What's Brewing
September 8, 2017
Sept 8th | Wet Hop Collab Update, Common Crown & Northern Girls Hops
Inside the hop cone is where the magic of the hop is found, the lupulin glands. Lupulin glands contain the resins and oils most brews are looking for when making beer. Although a multitude of chemicals are present in these glands, the three main ones are alpha and beta acids, along with essential oils.
Sept. 8th update from the hop yard via Catherine Smith, Co-Owner, Director of Northern Girls Hopyard:
“Here in the Hopyard harvest is ON! I’m catching a couple quick minutes to post an update while we get this mornings cut bines transferred over to the thrashing machine. Today we are completing harvest on the early maturing varieties. The crew is excellent, so grateful for their help! The Cascades have a ways to go yet. If they could talk these C-hops would say it’s been perfect weather. They’re maturing well and earlier than previous years. All looking on track for excellent 2017 cascade quality and yield. Got to go – harvest energy continues!”
Northern Girls Hopyard crew harvesting early hops – getting their mojo on for the big cascade yield coming up!

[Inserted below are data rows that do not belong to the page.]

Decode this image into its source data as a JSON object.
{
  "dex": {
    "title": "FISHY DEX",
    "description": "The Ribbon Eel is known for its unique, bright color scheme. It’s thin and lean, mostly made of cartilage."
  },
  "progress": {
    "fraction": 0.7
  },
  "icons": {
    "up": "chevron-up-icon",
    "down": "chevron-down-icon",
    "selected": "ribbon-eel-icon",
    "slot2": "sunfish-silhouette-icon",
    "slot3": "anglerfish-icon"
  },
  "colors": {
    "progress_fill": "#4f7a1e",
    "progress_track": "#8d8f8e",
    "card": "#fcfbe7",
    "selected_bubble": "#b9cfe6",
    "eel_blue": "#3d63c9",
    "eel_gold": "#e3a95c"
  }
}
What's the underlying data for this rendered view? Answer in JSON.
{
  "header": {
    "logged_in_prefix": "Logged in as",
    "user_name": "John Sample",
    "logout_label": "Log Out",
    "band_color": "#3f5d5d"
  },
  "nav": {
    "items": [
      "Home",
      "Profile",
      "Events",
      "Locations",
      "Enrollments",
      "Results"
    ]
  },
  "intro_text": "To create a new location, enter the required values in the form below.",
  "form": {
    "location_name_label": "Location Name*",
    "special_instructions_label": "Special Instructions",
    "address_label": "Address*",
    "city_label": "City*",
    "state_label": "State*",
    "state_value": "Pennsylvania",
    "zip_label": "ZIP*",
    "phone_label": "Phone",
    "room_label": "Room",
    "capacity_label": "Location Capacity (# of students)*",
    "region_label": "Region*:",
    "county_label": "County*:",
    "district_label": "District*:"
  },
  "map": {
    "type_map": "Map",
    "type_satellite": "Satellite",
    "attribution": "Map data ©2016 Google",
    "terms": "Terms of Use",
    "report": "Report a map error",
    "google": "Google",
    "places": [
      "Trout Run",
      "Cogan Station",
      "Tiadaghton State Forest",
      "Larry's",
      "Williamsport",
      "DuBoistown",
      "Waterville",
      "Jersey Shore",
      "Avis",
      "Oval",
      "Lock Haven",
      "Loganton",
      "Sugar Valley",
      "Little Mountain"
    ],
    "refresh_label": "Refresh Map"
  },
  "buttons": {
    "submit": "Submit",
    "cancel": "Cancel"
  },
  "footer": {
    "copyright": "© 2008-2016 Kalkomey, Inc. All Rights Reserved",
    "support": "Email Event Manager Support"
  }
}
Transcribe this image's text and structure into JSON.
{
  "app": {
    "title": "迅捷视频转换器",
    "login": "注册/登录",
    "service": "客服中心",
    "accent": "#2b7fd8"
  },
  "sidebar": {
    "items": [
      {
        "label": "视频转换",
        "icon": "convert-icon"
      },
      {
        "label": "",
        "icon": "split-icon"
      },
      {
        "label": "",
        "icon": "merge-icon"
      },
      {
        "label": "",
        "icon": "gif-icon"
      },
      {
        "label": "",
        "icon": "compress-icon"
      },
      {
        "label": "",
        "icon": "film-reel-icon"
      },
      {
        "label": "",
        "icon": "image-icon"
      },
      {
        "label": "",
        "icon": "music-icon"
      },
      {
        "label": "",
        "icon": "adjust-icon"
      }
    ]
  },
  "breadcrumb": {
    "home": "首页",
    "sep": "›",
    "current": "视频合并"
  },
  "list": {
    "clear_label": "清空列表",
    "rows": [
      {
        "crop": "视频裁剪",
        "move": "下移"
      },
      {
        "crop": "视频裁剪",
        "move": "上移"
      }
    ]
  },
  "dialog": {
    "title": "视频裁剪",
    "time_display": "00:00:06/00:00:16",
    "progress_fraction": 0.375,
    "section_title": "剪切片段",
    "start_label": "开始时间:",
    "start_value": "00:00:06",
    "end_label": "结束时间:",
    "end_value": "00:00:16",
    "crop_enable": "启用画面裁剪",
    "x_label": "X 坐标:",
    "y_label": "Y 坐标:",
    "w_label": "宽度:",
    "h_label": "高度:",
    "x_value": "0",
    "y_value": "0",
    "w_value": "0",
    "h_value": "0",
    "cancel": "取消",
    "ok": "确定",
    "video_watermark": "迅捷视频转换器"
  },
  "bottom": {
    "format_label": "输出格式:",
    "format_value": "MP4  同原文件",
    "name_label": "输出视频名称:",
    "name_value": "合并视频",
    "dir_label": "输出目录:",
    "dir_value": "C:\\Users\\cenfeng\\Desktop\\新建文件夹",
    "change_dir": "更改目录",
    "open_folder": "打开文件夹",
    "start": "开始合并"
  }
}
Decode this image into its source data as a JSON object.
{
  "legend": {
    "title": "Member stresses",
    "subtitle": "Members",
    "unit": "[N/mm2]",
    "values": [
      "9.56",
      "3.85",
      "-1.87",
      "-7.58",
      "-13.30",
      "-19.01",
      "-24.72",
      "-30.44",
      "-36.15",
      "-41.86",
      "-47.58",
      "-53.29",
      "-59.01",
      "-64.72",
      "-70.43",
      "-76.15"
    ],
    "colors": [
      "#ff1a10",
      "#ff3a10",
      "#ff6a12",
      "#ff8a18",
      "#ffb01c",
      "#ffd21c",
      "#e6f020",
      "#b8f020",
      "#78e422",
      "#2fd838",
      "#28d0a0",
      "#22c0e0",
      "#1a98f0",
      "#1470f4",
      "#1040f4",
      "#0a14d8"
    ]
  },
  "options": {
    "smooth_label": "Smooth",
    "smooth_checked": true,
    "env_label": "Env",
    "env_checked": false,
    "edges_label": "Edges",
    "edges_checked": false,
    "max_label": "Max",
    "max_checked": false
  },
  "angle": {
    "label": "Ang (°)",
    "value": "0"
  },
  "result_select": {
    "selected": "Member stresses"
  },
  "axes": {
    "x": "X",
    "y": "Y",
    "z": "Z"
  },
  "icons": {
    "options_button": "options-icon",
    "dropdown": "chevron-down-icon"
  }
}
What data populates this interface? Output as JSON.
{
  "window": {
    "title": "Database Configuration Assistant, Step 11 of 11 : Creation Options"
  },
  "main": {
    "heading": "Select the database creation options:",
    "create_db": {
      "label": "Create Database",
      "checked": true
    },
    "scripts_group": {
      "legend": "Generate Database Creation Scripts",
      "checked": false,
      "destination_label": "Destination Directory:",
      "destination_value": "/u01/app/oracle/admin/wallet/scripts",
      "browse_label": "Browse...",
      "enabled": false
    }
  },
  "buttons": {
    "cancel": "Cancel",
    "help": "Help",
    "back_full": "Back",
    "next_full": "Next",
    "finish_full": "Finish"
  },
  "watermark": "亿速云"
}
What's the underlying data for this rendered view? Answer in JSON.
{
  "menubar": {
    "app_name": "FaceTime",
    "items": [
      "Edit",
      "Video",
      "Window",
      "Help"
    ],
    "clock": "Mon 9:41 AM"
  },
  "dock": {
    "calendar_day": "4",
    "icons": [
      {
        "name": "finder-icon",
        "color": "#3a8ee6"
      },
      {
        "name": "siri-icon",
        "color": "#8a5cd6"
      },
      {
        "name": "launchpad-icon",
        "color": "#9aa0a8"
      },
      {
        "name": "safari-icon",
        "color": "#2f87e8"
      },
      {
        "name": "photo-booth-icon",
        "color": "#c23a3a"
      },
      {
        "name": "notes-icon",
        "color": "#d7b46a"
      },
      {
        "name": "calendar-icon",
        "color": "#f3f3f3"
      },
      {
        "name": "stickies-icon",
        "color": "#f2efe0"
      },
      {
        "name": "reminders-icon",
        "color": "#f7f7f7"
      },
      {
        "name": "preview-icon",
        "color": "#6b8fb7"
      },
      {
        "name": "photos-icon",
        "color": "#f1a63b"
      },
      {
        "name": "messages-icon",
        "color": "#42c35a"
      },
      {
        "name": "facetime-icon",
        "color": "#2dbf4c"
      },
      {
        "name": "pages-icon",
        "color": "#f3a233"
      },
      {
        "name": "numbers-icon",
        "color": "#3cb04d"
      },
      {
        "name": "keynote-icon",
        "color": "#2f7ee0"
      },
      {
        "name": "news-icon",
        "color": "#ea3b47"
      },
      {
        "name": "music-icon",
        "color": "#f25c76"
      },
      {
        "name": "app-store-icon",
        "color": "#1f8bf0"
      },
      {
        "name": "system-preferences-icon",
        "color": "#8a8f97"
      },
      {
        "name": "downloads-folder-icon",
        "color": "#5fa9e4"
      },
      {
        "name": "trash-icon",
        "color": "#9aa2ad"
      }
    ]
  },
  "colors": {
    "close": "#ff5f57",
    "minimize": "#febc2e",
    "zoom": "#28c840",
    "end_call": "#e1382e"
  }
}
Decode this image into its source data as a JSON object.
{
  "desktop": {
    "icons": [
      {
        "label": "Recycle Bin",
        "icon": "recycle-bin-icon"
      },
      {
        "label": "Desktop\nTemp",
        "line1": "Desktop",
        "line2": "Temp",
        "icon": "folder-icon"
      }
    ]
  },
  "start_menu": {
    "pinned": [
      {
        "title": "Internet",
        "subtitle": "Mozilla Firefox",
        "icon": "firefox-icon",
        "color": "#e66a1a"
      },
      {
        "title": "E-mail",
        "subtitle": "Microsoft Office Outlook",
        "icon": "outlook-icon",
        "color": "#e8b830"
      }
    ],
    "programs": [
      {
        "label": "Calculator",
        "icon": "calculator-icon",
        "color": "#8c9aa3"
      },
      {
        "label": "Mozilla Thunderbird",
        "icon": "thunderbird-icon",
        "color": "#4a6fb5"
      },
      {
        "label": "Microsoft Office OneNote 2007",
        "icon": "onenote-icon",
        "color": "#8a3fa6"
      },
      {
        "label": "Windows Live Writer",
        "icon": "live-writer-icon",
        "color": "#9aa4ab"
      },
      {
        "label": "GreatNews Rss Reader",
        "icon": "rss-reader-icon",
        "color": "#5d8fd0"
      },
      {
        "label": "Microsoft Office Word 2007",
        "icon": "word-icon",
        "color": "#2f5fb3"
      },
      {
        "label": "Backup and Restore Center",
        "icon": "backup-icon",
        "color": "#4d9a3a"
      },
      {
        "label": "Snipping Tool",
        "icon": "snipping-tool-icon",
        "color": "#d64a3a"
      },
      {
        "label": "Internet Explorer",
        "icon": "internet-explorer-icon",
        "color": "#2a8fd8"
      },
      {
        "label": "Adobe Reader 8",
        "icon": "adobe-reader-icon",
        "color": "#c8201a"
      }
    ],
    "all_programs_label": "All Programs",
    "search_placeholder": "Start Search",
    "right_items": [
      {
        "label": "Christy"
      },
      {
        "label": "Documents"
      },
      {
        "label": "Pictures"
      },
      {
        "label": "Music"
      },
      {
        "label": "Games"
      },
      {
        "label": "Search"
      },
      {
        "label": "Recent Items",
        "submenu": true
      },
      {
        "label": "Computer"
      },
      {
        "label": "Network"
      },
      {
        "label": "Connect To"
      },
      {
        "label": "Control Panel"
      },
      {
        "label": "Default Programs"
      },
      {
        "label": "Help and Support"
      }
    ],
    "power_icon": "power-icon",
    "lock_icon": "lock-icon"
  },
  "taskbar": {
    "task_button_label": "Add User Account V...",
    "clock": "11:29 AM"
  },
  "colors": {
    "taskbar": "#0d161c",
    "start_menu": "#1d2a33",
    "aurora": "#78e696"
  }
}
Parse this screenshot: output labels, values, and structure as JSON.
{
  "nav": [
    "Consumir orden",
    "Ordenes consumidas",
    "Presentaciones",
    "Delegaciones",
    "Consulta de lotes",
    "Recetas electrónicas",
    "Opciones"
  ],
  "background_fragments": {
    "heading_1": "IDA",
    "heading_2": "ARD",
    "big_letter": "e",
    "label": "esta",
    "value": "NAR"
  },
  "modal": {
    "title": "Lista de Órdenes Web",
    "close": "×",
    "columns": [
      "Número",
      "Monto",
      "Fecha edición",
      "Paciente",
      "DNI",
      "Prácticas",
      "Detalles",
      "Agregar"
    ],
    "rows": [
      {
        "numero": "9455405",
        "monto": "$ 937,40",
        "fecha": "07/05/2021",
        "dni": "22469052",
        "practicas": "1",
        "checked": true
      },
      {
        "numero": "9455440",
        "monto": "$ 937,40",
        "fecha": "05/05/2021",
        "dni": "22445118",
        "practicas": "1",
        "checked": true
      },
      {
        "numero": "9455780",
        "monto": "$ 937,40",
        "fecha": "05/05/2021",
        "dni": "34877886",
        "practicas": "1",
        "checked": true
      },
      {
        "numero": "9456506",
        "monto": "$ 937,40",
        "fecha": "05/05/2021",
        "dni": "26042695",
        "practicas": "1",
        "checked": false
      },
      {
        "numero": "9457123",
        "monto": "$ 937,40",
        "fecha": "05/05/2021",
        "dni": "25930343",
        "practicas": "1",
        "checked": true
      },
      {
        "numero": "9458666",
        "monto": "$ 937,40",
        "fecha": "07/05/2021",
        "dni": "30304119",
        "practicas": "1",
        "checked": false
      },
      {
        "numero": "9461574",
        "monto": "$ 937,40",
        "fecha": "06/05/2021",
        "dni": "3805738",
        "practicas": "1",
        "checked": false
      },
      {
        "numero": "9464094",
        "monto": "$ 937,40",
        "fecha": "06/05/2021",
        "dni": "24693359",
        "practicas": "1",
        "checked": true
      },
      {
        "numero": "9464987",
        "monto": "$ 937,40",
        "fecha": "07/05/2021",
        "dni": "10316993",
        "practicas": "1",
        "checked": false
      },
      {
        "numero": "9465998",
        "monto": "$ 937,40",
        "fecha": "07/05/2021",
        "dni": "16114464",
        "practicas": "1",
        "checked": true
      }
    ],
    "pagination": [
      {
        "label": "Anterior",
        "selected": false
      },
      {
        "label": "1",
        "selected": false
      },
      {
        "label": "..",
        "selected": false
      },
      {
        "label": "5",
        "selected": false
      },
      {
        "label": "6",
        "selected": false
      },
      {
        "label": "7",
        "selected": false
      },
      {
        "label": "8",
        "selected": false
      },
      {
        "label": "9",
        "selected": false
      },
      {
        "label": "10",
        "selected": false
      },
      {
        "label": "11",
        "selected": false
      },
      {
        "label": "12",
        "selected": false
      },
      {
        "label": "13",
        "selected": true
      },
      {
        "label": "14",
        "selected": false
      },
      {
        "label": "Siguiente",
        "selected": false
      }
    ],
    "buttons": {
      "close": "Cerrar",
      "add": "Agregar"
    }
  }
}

Thumbs up from the thresher. A harvest crew’s challenge is to keep awake with lupulin dust in the air released from the cones during hop bine threshing. We aim to keep all that flavouring lupulin in the cone from harvest to brew kettle! The thresher person adjusts the speed of the spinning threshing fingers on the machine to reduce cone shattering and flying lupulin. But there’s always a little of the golden yellow pixie dust in the air that can make a person ‘loopy’, a comfortable sleepy relaxation that sets in and just makes you want to curl up next to the dog on the thresher floor and close your eyes for a wee bit.
A Dogs life. Xola sleeping on the harvester floor while everyone is hard at work.